October 21 – LD 42, Day 7: The Heart Lesson of the Eighth
Commandment
by Pastor Steven Key
II Corinthians 8:9: “For
ye know the grace of our Lord Jesus Christ, that, though He was rich, yet for
your sakes He became poor, that ye through His poverty might be rich.”
The eighth commandment
teaches a powerful and blessed lesson to us who are in Christ Jesus.
In the first place, this
eighth commandment, as all the other commandments, exposes our own sinfulness.
It exposes not only our sinful deeds in the failure to exercise faithful
stewardship, but more particularly, it exposes the sins of our hearts. How
plagued we are with covetousness as it pertains to earthly possessions! How
little thought we give to the sovereign mercies of God in what He has given us!

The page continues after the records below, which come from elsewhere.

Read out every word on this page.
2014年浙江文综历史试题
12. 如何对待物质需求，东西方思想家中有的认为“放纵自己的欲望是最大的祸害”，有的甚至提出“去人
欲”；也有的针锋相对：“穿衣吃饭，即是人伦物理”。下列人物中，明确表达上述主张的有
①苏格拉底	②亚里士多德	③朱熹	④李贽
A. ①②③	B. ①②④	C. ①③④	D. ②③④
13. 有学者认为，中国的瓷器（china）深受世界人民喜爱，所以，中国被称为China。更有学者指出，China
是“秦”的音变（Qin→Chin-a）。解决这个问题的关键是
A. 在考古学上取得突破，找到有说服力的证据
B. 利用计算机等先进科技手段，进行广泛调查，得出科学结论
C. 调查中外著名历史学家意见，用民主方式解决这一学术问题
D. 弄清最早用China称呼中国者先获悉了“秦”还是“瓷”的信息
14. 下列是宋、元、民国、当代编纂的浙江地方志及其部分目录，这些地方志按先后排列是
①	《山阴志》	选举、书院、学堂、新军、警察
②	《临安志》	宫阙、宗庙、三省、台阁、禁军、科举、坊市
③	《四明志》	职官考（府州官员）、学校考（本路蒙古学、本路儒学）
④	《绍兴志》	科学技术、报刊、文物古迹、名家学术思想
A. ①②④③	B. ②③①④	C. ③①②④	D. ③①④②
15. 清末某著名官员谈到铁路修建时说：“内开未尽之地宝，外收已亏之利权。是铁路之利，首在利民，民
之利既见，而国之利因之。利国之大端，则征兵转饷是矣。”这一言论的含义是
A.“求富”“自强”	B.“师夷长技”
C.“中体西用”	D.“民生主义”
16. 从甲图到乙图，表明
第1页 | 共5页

How pitifully weak is our exercise of stewardship! How great is our need for
Christ! Don’t you see? For this stealing that has characterized our lives in
many different forms is a sin that calls for the execution of God’s righteous
justice. But Christ has delivered us from the bondage of this sin too. He did
so by bearing the punishment for our guilt, even to the death of the cross. He
did so by becoming poor, that we through His poverty might be rich.
Now, by the work of His
Holy Spirit, our Lord Jesus Christ has instilled in our hearts a love for Him
and for the neighbour, a love which also will express
its gratitude by seeking God’s will concerning earthly possessions. By the
wonder of God’s grace, we are made servants of God rather than slaves to the
world. We have been transformed from being slaves to material things and
seekers of earthly possessions which do not last, to servants of God and
stewards in His everlasting house.
In that light, we see
that God’s law is sweet. It leads us to the positive calling of godliness with
contentment, which is great gain. Contentment is the grace of the Holy Spirit
in our hearts whereby we are happy in the way in which God leads us. That is
ours because we are rich — rich toward God. You are, aren’t you? When you see
that, then you also confess with the apostle in II Cor
9:8, “And God is able to make all grace abound toward you; that ye, always
having all sufficiency in all things, may abound to every good work.”